しかし、いきなり姫様が出てくるとは自分も予想していなかったので驚いているのはお嬢と同じだろう。
「そうだねぇ、家事も手伝ってくれるなら大助かりだし、妹紅ちゃんだったね、よろしく頼むよ」
姫様が会話に加わった瞬間、話も一瞬で決着がついてしまった。
結果的にお嬢の目論見通りに終わったのが少しどころかかなり心配なのだが、まあ出来る限りのことはしてあげよう。
ふと、お嬢の様子が気になりチラリと横目で様子を伺う。
「あ、ありがとうございます、誠心誠意頑張らさせていただきます」
「ええ、よろしくね」
姫様は言うことをだけ言って、奥の部屋へと姿を消した。
とんとん拍子に話が進んでいるのが少し不安なのだが、それ以上にお嬢が家事などが出来るかそれ以上に心配なわけで――
「すいません、早速ですが調理場をお借りしても?」
「ん、構わないよ、おお早速用意してくれるのかい?」
「はい、もうじき夕餉の時間になりますし」
んん?
お嬢、それは大丈夫なのか?
確かに積極的なのはいいけど自分はお嬢の料理なんて一度も――
「それでは無一様、また後ほど」
「さっ……う、うん、よろしくお願いします」
様付けに対する驚きを隠しつつ、お嬢も奥の部屋へと姿を消すのを、自分は黙って見守ることしかできなかった。
出来ることなら様子を見に行きたかったのだが、お爺様にこれからのことや屋敷の詳しい構造なんかの説明が始まってしまい、行くに行けなかった。
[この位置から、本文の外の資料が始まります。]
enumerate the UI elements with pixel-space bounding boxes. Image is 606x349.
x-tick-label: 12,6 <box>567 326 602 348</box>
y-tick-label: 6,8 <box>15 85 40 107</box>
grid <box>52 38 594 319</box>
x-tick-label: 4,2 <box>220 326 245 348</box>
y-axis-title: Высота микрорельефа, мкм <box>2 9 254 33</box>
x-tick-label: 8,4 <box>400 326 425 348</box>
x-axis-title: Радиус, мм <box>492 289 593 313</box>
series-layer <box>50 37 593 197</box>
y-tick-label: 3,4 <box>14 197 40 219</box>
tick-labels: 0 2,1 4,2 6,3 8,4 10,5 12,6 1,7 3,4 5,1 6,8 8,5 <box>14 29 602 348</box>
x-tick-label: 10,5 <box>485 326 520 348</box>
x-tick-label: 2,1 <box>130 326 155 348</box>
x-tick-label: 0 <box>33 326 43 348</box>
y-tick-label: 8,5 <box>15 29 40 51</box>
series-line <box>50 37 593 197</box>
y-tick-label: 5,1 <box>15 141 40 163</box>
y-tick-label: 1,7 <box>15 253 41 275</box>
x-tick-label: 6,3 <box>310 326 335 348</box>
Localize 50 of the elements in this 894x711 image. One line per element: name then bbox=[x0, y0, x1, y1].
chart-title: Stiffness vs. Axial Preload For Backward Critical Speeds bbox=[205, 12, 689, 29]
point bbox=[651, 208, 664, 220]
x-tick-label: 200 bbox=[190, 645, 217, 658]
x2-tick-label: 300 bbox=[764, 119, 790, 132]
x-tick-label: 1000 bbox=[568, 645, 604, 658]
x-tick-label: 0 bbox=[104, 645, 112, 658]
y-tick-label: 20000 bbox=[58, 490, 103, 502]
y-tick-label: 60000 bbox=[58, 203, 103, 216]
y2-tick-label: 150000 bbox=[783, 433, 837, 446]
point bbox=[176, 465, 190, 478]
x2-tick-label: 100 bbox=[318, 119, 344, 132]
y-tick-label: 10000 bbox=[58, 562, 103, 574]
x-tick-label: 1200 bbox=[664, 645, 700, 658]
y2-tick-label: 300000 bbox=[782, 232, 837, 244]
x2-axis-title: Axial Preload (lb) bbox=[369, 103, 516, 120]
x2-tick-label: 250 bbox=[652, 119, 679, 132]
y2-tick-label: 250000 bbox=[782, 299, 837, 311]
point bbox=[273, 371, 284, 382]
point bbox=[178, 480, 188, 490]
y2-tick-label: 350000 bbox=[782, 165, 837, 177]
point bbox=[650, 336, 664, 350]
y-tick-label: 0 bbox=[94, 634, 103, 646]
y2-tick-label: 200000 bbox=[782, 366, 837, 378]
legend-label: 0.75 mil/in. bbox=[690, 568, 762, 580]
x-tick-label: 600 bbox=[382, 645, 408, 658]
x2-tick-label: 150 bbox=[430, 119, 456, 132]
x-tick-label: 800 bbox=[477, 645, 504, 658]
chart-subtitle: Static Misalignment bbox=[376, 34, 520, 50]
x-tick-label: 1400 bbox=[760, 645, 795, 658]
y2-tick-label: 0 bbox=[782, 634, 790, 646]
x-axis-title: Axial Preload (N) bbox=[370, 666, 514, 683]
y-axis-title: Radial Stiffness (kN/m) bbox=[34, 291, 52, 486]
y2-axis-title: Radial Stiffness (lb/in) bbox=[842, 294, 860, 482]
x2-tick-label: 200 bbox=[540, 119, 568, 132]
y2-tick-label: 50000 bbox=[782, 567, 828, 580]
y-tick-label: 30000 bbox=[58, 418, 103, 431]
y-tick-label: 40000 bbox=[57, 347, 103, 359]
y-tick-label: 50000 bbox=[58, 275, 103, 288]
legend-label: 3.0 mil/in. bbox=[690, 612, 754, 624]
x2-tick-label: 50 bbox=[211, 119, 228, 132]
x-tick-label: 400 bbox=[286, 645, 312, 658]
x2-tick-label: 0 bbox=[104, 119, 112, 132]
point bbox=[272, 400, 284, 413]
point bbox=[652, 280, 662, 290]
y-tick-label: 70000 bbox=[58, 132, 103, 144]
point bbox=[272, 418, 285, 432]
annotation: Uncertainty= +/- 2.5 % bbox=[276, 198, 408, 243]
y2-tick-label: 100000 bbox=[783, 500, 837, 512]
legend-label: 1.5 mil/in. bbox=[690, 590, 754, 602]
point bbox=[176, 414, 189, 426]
自分がここに来た本来の役目は輝夜姫の警護ということになっている以上、それを果たさなくては不比等様にまで飛び火しかねない。
これは思った以上に面倒な事態に巻き込まれたのかなと、お嬢に対する不安と、自分のこれからについて、自分は頭を抱えざるをえなかった。
「お、おいしい」
そう驚きの表情をしている馬鹿を尻目に、私は内心天狗になる。
こういうことを想定して家事炊事なんかをあいつに隠れてやっていたわけではなかったが、結果対応することができたので万々歳だ。
私が何故、そんな練習をしていたのか。
そういえば結構前からやっていたので理由を忘れてしまった。
確かそういうことを始めた切っ掛けは、あの馬鹿が屋敷に来てからだったような気がするが――
「そういえば姫様は?」
「ああ、輝夜なら今日は一人で食べたいらしくてな」
どうやら自室で食べているようだ。
流石お姫様、勝手気まま出来るというわけだ。お姫様、通称輝夜姫、その屋敷に私は今現在いるのだ。
何の因果化あの馬鹿が功を手に入れ、この館の守護を命じられたのは思ってもいない収穫だ。
これで私は彼女がどういう人物なのかを見極められる。
父上が見初めた彼女が、一体どういう人物なのかを――
「うん、おいしい」
この味噌汁は我ながらよくできたと思いつつ、小声でそう呟いた。